テナガエビが人工湖を掃除する 養殖で水質浄化に成果

 湖の水質改善と地元産品開発の“一石二鳥”の取り組みが、完成当時は世界第2位の規模だった人工湖(ダム湖を除く)で行われている。岡山県南部にある児島湖。水質悪化の原因となっているプランクトンを除去するため、唐揚げなどにするとおいしいテナガエビを増殖する水質浄化事業を行っている。事業開始から間もなく3年となる中、成果を上げつつあるようだ。(高田祐樹)

ワースト3の水質

 「一番魚が取れたのは昭和40年代かなあ」と話すのは、漁師歴40年超のベテラン、藤原芳員(よしかず)さん(71)=岡山市南区。

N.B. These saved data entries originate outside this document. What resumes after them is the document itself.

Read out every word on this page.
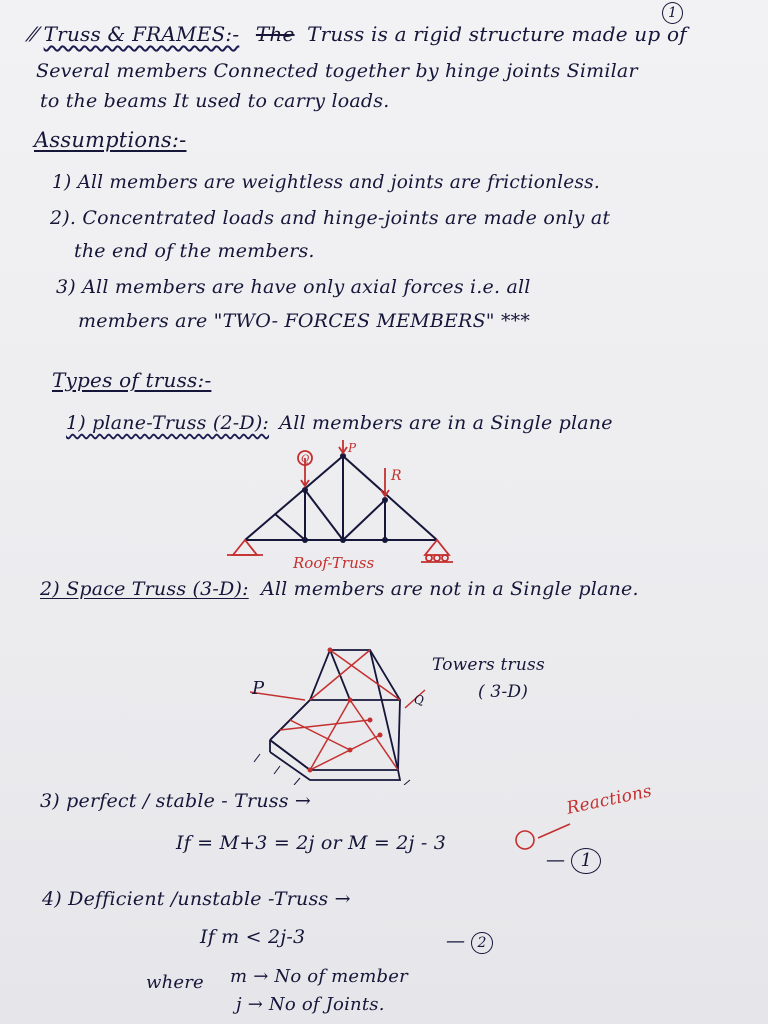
1
⁄⁄ Truss & FRAMES:- The Truss is a rigid structure made up of
Several members Connected together by hinge joints Similar
to the beams It used to carry loads.
Assumptions:-
1) All members are weightless and joints are frictionless.
2). Concentrated loads and hinge-joints are made only at
the end of the members.
3) All members are have only axial forces i.e. all
members are "TWO- FORCES MEMBERS" ***
Types of truss:-
1) plane-Truss (2-D): All members are in a Single plane
Q
P
R
Roof-Truss
2) Space Truss (3-D): All members are not in a Single plane.
P
Q
Towers truss
( 3-D)
3) perfect / stable - Truss →
If = M+3 = 2j or M = 2j - 3
Reactions
— 1
4) Defficient /unstable -Truss →
If m < 2j-3	— 2
where m → No of member
j → No of Joints.
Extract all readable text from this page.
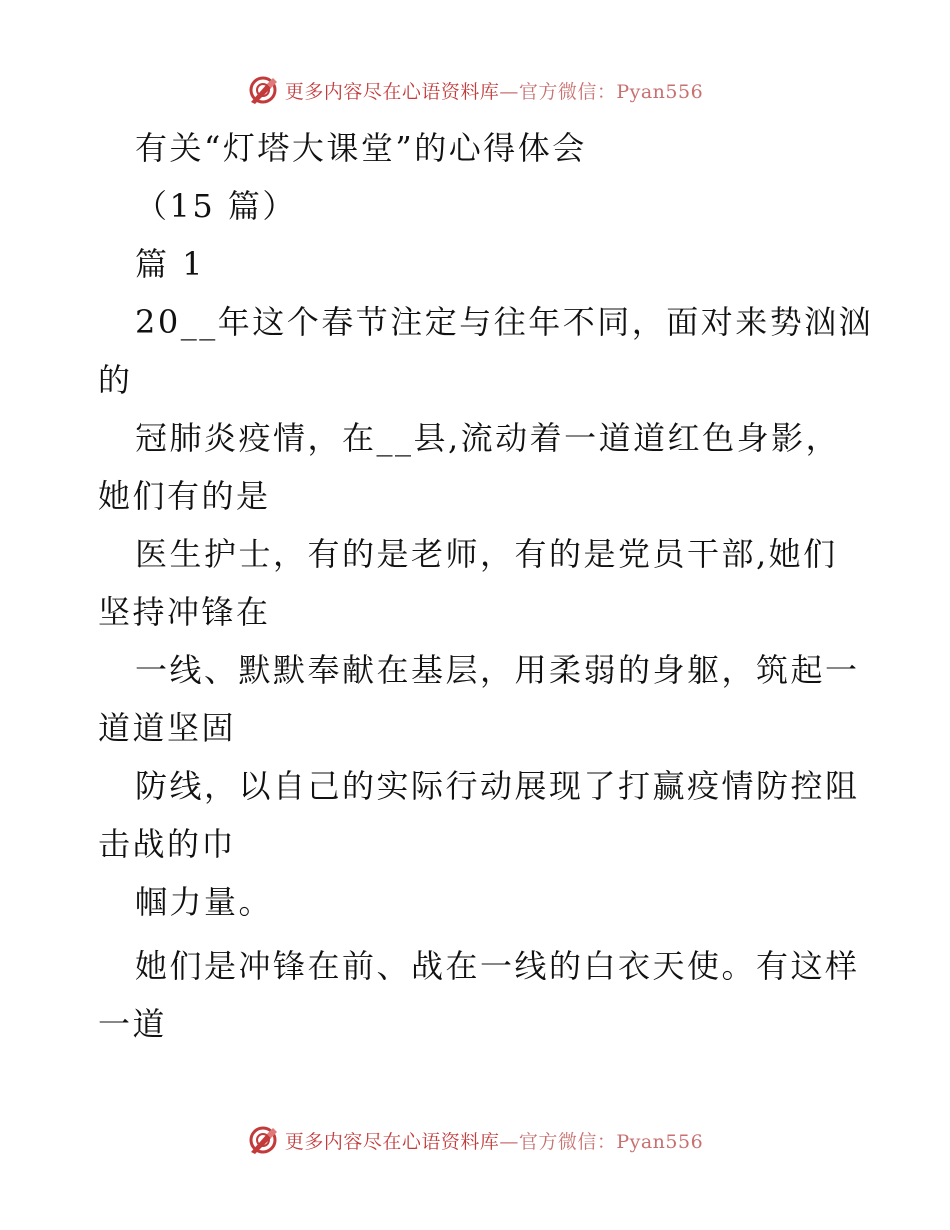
更多内容尽在心语资料库—官方微信：Pyan556
有关“灯塔大课堂”的心得体会
（15 篇）
篇 1
20__年这个春节注定与往年不同，面对来势汹汹
的
冠肺炎疫情，在__县,流动着一道道红色身影，
她们有的是
医生护士，有的是老师，有的是党员干部,她们
坚持冲锋在
一线、默默奉献在基层，用柔弱的身躯，筑起一
道道坚固
防线，以自己的实际行动展现了打赢疫情防控阻
击战的巾
帼力量。
她们是冲锋在前、战在一线的白衣天使。有这样
一道
更多内容尽在心语资料库—官方微信：Pyan556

目を落とす水面は薄い茶色に濁っている。

 児島湖は広さ約10・88平方キロ、総貯水量2607万トン。昭和34年2月、周辺の農地の水不足解消などを目的に児島湾を閉め切って完成した。だが、時代とともに問題となったのが湖の水質の悪化。湖は水が入れ替わりにくいため、水質悪化が進みやすい。汚染度を示すCOD(化学的酸素要求量)の値は昭和50年度、1リットルあたり12ミリグラムを記録し、全国ワースト3になった。

 汚濁の原因はプランクトン。川から流れ込む工場排水や生活排水には窒素やりんが多く含まれ、それらで育つプランクトンが増加して水が濁る。プランクトンが増えると水中の酸素量もそれだけ減少。水中酸素量が低下しすぎると魚が死んでしまうこともある。昭和46年に2045トンあった児島湖の漁獲量は、平成30年に280トンにまで低下している。

 そこで水質浄化に乗り出した岡山県。注目したのがプランクトンを捕食するテナガエビだ。食用としても需要があるテナガエビを増やすことでプランクトンも減少させる一石二鳥の効果を狙い平成30年6月、テナガエビが生息しやすいように、カキやホタテの貝殻で作った魚礁を児島湖に設置。ここでテナガエビの増殖を始めた。